Hillary Clinton and the Cost of Political Talk
At a campaign fundraiser yesterday, Hillary Clinton managed to step on a geopolitical landmine when she compared Vladimir Putin to Adolf Hitler. Even though she has now been forced to backtrack a bit, her choice of historical analogy was unfortunate to say the least. Her jab at the Russian president may have played well with Hillary’s supporters, but it makes you wonder if she or anyone else in the public spotlight can ever stop politicking when it comes to delicate international events.
In the former Soviet Union there is no period in living memory as wrought with raw emotion as World War II. During the war the Soviet Union, under Russian control, served as one of the United States and Great Britain’s indispensable allies.

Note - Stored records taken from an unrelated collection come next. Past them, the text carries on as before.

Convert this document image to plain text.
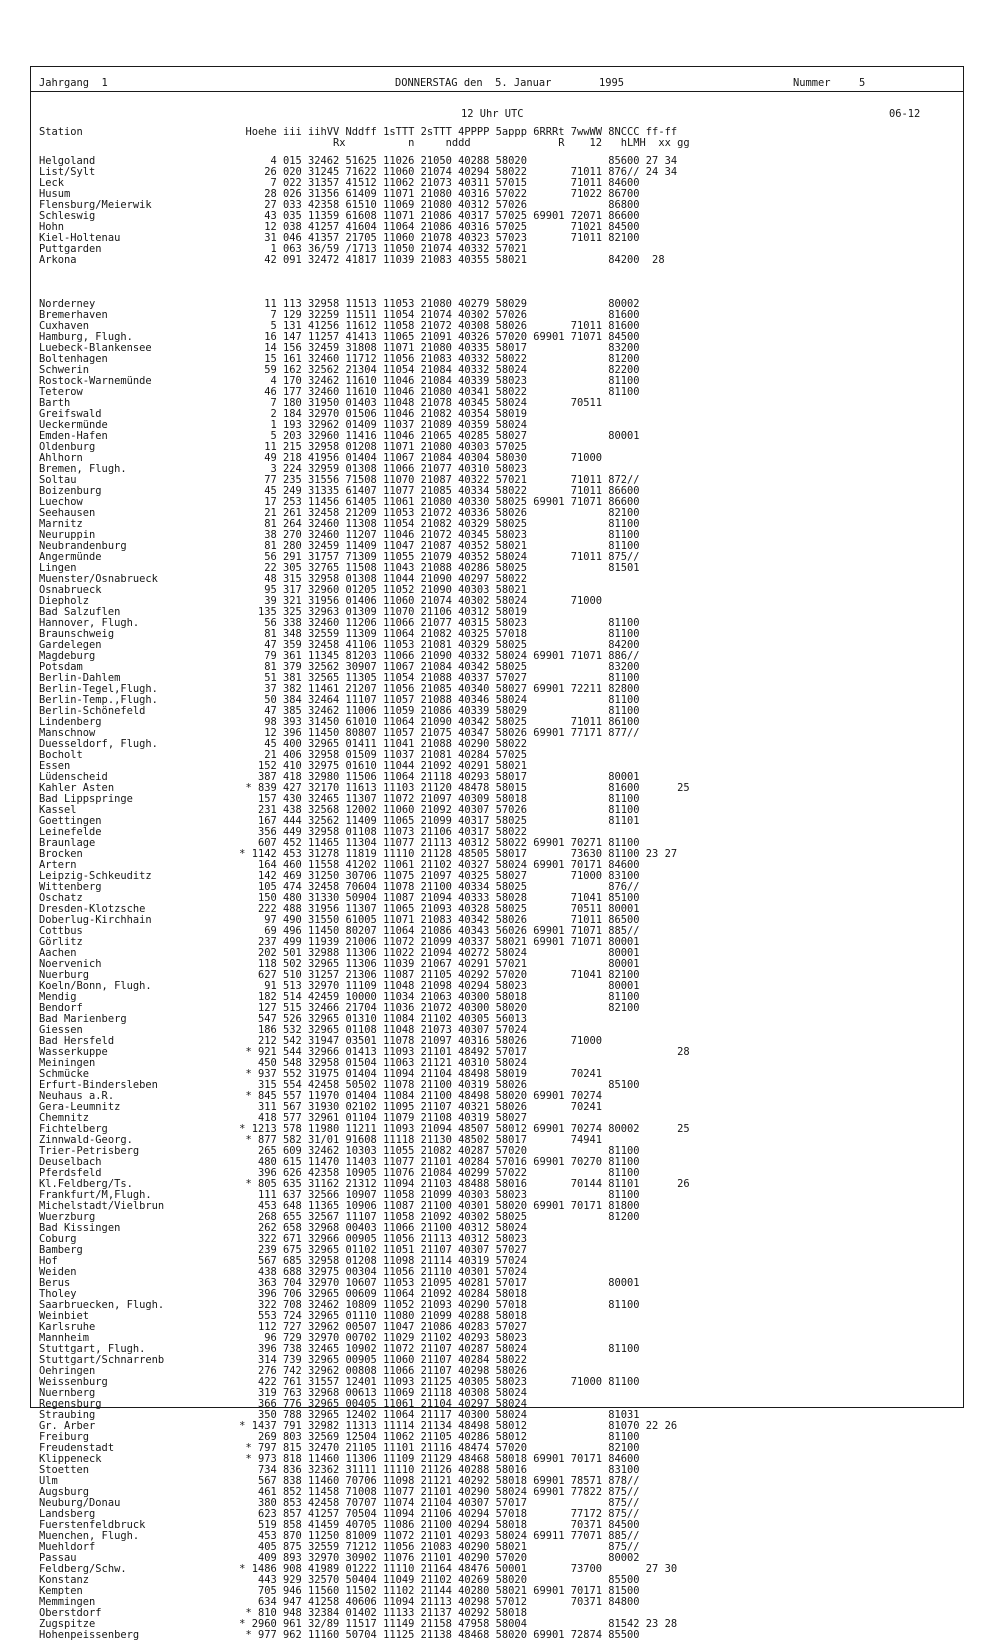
Jahrgang  1	DONNERSTAG den  5. Januar	1995	Nummer	5
12 Uhr UTC	06-12
Station                          Hoehe iii iihVV Nddff 1sTTT 2sTTT 4PPPP 5appp 6RRRt 7wwWW 8NCCC ff-ff
Rx          n     nddd              R    12   hLMH  xx gg
Helgoland                            4 015 32462 51625 11026 21050 40288 58020             85600 27 34
List/Sylt                           26 020 31245 71622 11060 21074 40294 58022       71011 876// 24 34
Leck                                 7 022 31357 41512 11062 21073 40311 57015       71011 84600
Husum                               28 026 31356 61409 11071 21080 40316 57022       71022 86700
Flensburg/Meierwik                  27 033 42358 61510 11069 21080 40312 57026             86800
Schleswig                           43 035 11359 61608 11071 21086 40317 57025 69901 72071 86600
Hohn                                12 038 41257 41604 11064 21086 40316 57025       71021 84500
Kiel-Holtenau                       31 046 41357 21705 11060 21078 40323 57023       71011 82100
Puttgarden                           1 063 36/59 /1713 11050 21074 40332 57021
Arkona                              42 091 32472 41817 11039 21083 40355 58021             84200  28
Norderney                           11 113 32958 11513 11053 21080 40279 58029             80002
Bremerhaven                          7 129 32259 11511 11054 21074 40302 57026             81600
Cuxhaven                             5 131 41256 11612 11058 21072 40308 58026       71011 81600
Hamburg, Flugh.                     16 147 11257 41413 11065 21091 40326 57020 69901 71071 84500
Luebeck-Blankensee                  14 156 32459 31808 11071 21080 40335 58017             83200
Boltenhagen                         15 161 32460 11712 11056 21083 40332 58022             81200
Schwerin                            59 162 32562 21304 11054 21084 40332 58024             82200
Rostock-Warnemünde                   4 170 32462 11610 11046 21084 40339 58023             81100
Teterow                             46 177 32460 11610 11046 21080 40341 58022             81100
Barth                                7 180 31950 01403 11048 21078 40345 58024       70511
Greifswald                           2 184 32970 01506 11046 21082 40354 58019
Ueckermünde                          1 193 32962 01409 11037 21089 40359 58024
Emden-Hafen                          5 203 32960 11416 11046 21065 40285 58027             80001
Oldenburg                           11 215 32958 01208 11071 21080 40303 57025
Ahlhorn                             49 218 41956 01404 11067 21084 40304 58030       71000
Bremen, Flugh.                       3 224 32959 01308 11066 21077 40310 58023
Soltau                              77 235 31556 71508 11070 21087 40322 57021       71011 872//
Boizenburg                          45 249 31335 61407 11077 21085 40334 58022       71011 86600
Luechow                             17 253 11456 61405 11061 21080 40330 58025 69901 71071 86600
Seehausen                           21 261 32458 21209 11053 21072 40336 58026             82100
Marnitz                             81 264 32460 11308 11054 21082 40329 58025             81100
Neuruppin                           38 270 32460 11207 11046 21072 40345 58023             81100
Neubrandenburg                      81 280 32459 11409 11047 21087 40352 58021             81100
Angermünde                          56 291 31757 71309 11055 21079 40352 58024       71011 875//
Lingen                              22 305 32765 11508 11043 21088 40286 58025             81501
Muenster/Osnabrueck                 48 315 32958 01308 11044 21090 40297 58022
Osnabrueck                          95 317 32960 01205 11052 21090 40303 58021
Diepholz                            39 321 31956 01406 11060 21074 40302 58024       71000
Bad Salzuflen                      135 325 32963 01309 11070 21106 40312 58019
Hannover, Flugh.                    56 338 32460 11206 11066 21077 40315 58023             81100
Braunschweig                        81 348 32559 11309 11064 21082 40325 57018             81100
Gardelegen                          47 359 32458 41106 11053 21081 40329 58025             84200
Magdeburg                           79 361 11345 81203 11066 21090 40332 58024 69901 71071 886//
Potsdam                             81 379 32562 30907 11067 21084 40342 58025             83200
Berlin-Dahlem                       51 381 32565 11305 11054 21088 40337 57027             81100
Berlin-Tegel,Flugh.                 37 382 11461 21207 11056 21085 40340 58027 69901 72211 82800
Berlin-Temp.,Flugh.                 50 384 32464 11107 11057 21088 40346 58024             81100
Berlin-Schönefeld                   47 385 32462 11006 11059 21086 40339 58029             81100
Lindenberg                          98 393 31450 61010 11064 21090 40342 58025       71011 86100
Manschnow                           12 396 11450 80807 11057 21075 40347 58026 69901 77171 877//
Duesseldorf, Flugh.                 45 400 32965 01411 11041 21088 40290 58022
Bocholt                             21 406 32958 01509 11037 21081 40284 57025
Essen                              152 410 32975 01610 11044 21092 40291 58021
Lüdenscheid                        387 418 32980 11506 11064 21118 40293 58017             80001
Kahler Asten                     * 839 427 32170 11613 11103 21120 48478 58015             81600      25
Bad Lippspringe                    157 430 32465 11307 11072 21097 40309 58018             81100
Kassel                             231 438 32568 12002 11060 21092 40307 57026             81100
Goettingen                         167 444 32562 11409 11065 21099 40317 58025             81101
Leinefelde                         356 449 32958 01108 11073 21106 40317 58022
Braunlage                          607 452 11465 11304 11077 21113 40312 58022 69901 70271 81100
Brocken                         * 1142 453 31278 11819 11110 21128 48505 58017       73630 81100 23 27
Artern                             164 460 11558 41202 11061 21102 40327 58024 69901 70171 84600
Leipzig-Schkeuditz                 142 469 31250 30706 11075 21097 40325 58027       71000 83100
Wittenberg                         105 474 32458 70604 11078 21100 40334 58025             876//
Oschatz                            150 480 31330 50904 11087 21094 40333 58028       71041 85100
Dresden-Klotzsche                  222 488 31956 11307 11065 21093 40328 58025       70511 80001
Doberlug-Kirchhain                  97 490 31550 61005 11071 21083 40342 58026       71011 86500
Cottbus                             69 496 11450 80207 11064 21086 40343 56026 69901 71071 885//
Görlitz                            237 499 11939 21006 11072 21099 40337 58021 69901 71071 80001
Aachen                             202 501 32988 11306 11022 21094 40272 58024             80001
Noervenich                         118 502 32965 11306 11039 21067 40291 57021             80001
Nuerburg                           627 510 31257 21306 11087 21105 40292 57020       71041 82100
Koeln/Bonn, Flugh.                  91 513 32970 11109 11048 21098 40294 58023             80001
Mendig                             182 514 42459 10000 11034 21063 40300 58018             81100
Bendorf                            127 515 32466 21704 11036 21072 40300 58020             82100
Bad Marienberg                     547 526 32965 01310 11084 21102 40305 56013
Giessen                            186 532 32965 01108 11048 21073 40307 57024
Bad Hersfeld                       212 542 31947 03501 11078 21097 40316 58026       71000
Wasserkuppe                      * 921 544 32966 01413 11093 21101 48492 57017                        28
Meiningen                          450 548 32958 01504 11063 21121 40310 58024
Schmücke                         * 937 552 31975 01404 11094 21104 48498 58019       70241
Erfurt-Bindersleben                315 554 42458 50502 11078 21100 40319 58026             85100
Neuhaus a.R.                     * 845 557 11970 01404 11084 21100 48498 58020 69901 70274
Gera-Leumnitz                      311 567 31930 02102 11095 21107 40321 58026       70241
Chemnitz                           418 577 32961 01104 11079 21108 40319 58027
Fichtelberg                     * 1213 578 11980 11211 11093 21094 48507 58012 69901 70274 80002      25
Zinnwald-Georg.                  * 877 582 31/01 91608 11118 21130 48502 58017       74941
Trier-Petrisberg                   265 609 32462 10303 11055 21082 40287 57020             81100
Deuselbach                         480 615 11470 11403 11077 21101 40284 57016 69901 70270 81100
Pferdsfeld                         396 626 42358 10905 11076 21084 40299 57022             81100
Kl.Feldberg/Ts.                  * 805 635 31162 21312 11094 21103 48488 58016       70144 81101      26
Frankfurt/M,Flugh.                 111 637 32566 10907 11058 21099 40303 58023             81100
Michelstadt/Vielbrun               453 648 11365 10906 11087 21100 40301 58020 69901 70171 81800
Wuerzburg                          268 655 32567 11107 11058 21092 40302 58025             81200
Bad Kissingen                      262 658 32968 00403 11066 21100 40312 58024
Coburg                             322 671 32966 00905 11056 21113 40312 58023
Bamberg                            239 675 32965 01102 11051 21107 40307 57027
Hof                                567 685 32958 01208 11098 21114 40319 57024
Weiden                             438 688 32975 00304 11056 21110 40301 57024
Berus                              363 704 32970 10607 11053 21095 40281 57017             80001
Tholey                             396 706 32965 00609 11064 21092 40284 58018
Saarbruecken, Flugh.               322 708 32462 10809 11052 21093 40290 57018             81100
Weinbiet                           553 724 32965 01110 11080 21099 40288 58018
Karlsruhe                          112 727 32962 00507 11047 21086 40283 57027
Mannheim                            96 729 32970 00702 11029 21102 40293 58023
Stuttgart, Flugh.                  396 738 32465 10902 11072 21107 40287 58024             81100
Stuttgart/Schnarrenb               314 739 32965 00905 11060 21107 40284 58022
Oehringen                          276 742 32962 00808 11066 21107 40298 58026
Weissenburg                        422 761 31557 12401 11093 21125 40305 58023       71000 81100
Nuernberg                          319 763 32968 00613 11069 21118 40308 58024
Regensburg                         366 776 32965 00405 11061 21104 40297 58024
Straubing                          350 788 32965 12402 11064 21117 40300 58024             81031
Gr. Arber                       * 1437 791 32982 11313 11114 21134 48498 58012             81070 22 26
Freiburg                           269 803 32569 12504 11062 21105 40286 58012             81100
Freudenstadt                     * 797 815 32470 21105 11101 21116 48474 57020             82100
Klippeneck                       * 973 818 11460 11306 11109 21129 48468 58018 69901 70171 84600
Stoetten                           734 836 32362 31111 11110 21126 40288 58016             83100
Ulm                                567 838 11460 70706 11098 21121 40292 58018 69901 78571 878//
Augsburg                           461 852 11458 71008 11077 21101 40290 58024 69901 77822 875//
Neuburg/Donau                      380 853 42458 70707 11074 21104 40307 57017             875//
Landsberg                          623 857 41257 70504 11094 21106 40294 57018       77172 875//
Fuerstenfeldbruck                  519 858 41459 40705 11086 21100 40294 58018       70371 84500
Muenchen, Flugh.                   453 870 11250 81009 11072 21101 40293 58024 69911 77071 885//
Muehldorf                          405 875 32559 71212 11056 21083 40290 58021             875//
Passau                             409 893 32970 30902 11076 21101 40290 57020             80002
Feldberg/Schw.                  * 1486 908 41989 01222 11110 21164 48476 50001       73700       27 30
Konstanz                           443 929 32570 50404 11049 21102 40269 58020             85500
Kempten                            705 946 11560 11502 11102 21144 40280 58021 69901 70171 81500
Memmingen                          634 947 41258 40606 11094 21113 40298 57012       70371 84800
Oberstdorf                       * 810 948 32384 01402 11133 21137 40292 58018
Zugspitze                       * 2960 961 32/89 11517 11149 21158 47958 58004             81542 23 28
Hohenpeissenberg                 * 977 962 11160 50704 11125 21138 48468 58020 69901 72874 85500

The Eastern front, in battles of unparalleled violence and brutality, claimed the lives of nearly three million Germans and resulted in more Soviet casualties than all the other combatants combined. More than twenty-five million Soviet people perished in the “Great Patriotic War” in the fight against Nazism. In that context, had the Soviet Union failed on the Eastern front the path to victory for the United States and Great Britain would have been much more difficult, if not downright impossible. During the war, Ukraine fell to Nazi forces, ushering in terrible circumstances for that country under occupation. At the same time, however, it is well known that there were a significant number of Ukrainians who collaborated with the Germans as a way to throw off the Soviet yoke, which had cost millions of Ukrainian lives in the preceding decades. There were even Ukrainian SS units – a fact that still rankles many in Russia, since these weapons were aimed at the USSR – our Allied partner. Russian-Ukrainian tensions on this have continued to last, in some circles, to this day.

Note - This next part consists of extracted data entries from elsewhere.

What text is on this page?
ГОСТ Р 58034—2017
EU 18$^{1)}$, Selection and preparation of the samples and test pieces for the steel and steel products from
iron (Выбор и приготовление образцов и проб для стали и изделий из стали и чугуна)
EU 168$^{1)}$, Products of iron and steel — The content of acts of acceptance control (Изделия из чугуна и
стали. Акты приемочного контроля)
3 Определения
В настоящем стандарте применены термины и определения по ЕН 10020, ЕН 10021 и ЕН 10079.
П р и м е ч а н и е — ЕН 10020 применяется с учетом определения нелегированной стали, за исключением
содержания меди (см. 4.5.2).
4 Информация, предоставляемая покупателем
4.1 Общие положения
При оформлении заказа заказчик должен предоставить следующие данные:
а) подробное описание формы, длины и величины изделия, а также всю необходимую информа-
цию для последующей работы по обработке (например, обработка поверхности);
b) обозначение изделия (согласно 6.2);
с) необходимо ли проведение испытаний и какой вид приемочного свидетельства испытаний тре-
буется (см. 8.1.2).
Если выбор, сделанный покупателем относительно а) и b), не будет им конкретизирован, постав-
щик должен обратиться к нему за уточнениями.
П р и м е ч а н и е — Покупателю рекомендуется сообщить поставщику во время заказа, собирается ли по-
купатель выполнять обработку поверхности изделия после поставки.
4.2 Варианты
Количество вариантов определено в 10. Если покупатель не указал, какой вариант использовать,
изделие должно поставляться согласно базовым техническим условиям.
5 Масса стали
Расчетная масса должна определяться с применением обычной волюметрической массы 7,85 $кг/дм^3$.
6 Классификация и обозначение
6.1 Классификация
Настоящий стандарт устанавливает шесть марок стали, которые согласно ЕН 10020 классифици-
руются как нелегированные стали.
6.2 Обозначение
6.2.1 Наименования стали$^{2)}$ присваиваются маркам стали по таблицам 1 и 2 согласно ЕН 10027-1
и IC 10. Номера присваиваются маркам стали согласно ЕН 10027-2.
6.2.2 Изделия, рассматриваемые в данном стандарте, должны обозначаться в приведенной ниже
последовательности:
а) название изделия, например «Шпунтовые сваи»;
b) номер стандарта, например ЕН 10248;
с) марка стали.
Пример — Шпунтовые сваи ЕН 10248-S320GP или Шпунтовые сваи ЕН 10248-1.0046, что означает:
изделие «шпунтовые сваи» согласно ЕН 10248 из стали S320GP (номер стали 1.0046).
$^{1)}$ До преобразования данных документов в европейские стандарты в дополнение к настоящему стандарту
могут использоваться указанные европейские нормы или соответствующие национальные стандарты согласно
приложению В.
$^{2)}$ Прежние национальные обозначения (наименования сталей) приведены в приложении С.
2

Although Hillary Clinton may get away with such an inappropriate comparison, it doesn’t mean she should have made it in the first place. Many pundits surmised that Hillary’s slam on Vladimir Putin, in the words of analyst Ian Bremmer, is an attempt to “inoculate herself” against political accusations that as Secretary of State she was the architect of the U.S.-Russian “reset” policy. This could well have been her motivation, but I believe there is more. It was also a way for her to reinforce indirectly the “wisdom” of Bill Clinton’s administration for pushing NATO expansion, even though it is another one of the underlying causes of tension between Russia and Ukraine.
Hillary Clinton’s ill-conceived assertion, however, is in keeping with the general tone adopted by President Obama and Secretary Kerry—advanced perhaps with an eye to the forthcoming midterm elections. Surely they know that it is strategically incompatible to condemn individuals in such vociferous, personal ways if they expect to gain that very same person’s trust or agreement for the crafting of a solution. Such personal attacks may also make the person dig in more. By expressing in this way their justifiable alarm at Russia’s intervention, the Obama administration has risked losing the opportunity to be an honest broker. It is now, very possibly, too late for a shift in roles.
Had the U.S. seen its value as peacemaker at the outset we might have found more receptivity for serious negotiations and redeemed ourselves, in part, for some of our own past mistakes. Earlier this week on “Face the Nation,” Secretary of State John Kerry condemned Russian action: “You just don’t in the 21st century behave in [a] 19th-Century fashion by invading another country on [a] completely trumped-up pretext.”
Has America’s policy-making class already forgotten our numerous “preemptive” interventions—most notably the U.S. invasion of Iraq on the grounds that Saddam Hussein had weapons of mass destruction? When it turned out there were none, advocates for the attack on Iraq found endless other “pretexts” for the necessity to act.
During the last week stepping up to the podium gave policy-makers the sense that they were doing something about the situation. But talking does not excuse the more fundamental failure to develop a sound strategic policy. Any strategy in this case must be backed by the realities that beg us to choose the highest and best use of our limited options. The situation in Ukraine is complicated and potentially dangerous. So how do we support Ukraine and its independence and, at the same time, convince the Russians that this is not a zero-sum game? The art of diplomacy has to include more than sticks. If there are no carrots on the table any outcome is far less likely to be sustainable over the long haul.
Today former Secretary of State Henry Kissinger underscored the biggest issue for the West in a similar way. “Public discussion on Ukraine,” he wrote, “is all about confrontation. But do we know where we are going? …The test of policy is how it ends, not how it begins.”
Kissinger warned against the temptation to make the Russian-Ukrainian crisis into a showdown. “If Ukraine is to survive and thrive, it must not be either side’s outpost against the other — it should function as a bridge between them.”
Henry Kissinger’s words remind us of another era, when our public officials were wise men and women – strategists who put longer-term international security concerns ahead of domestic political pandering.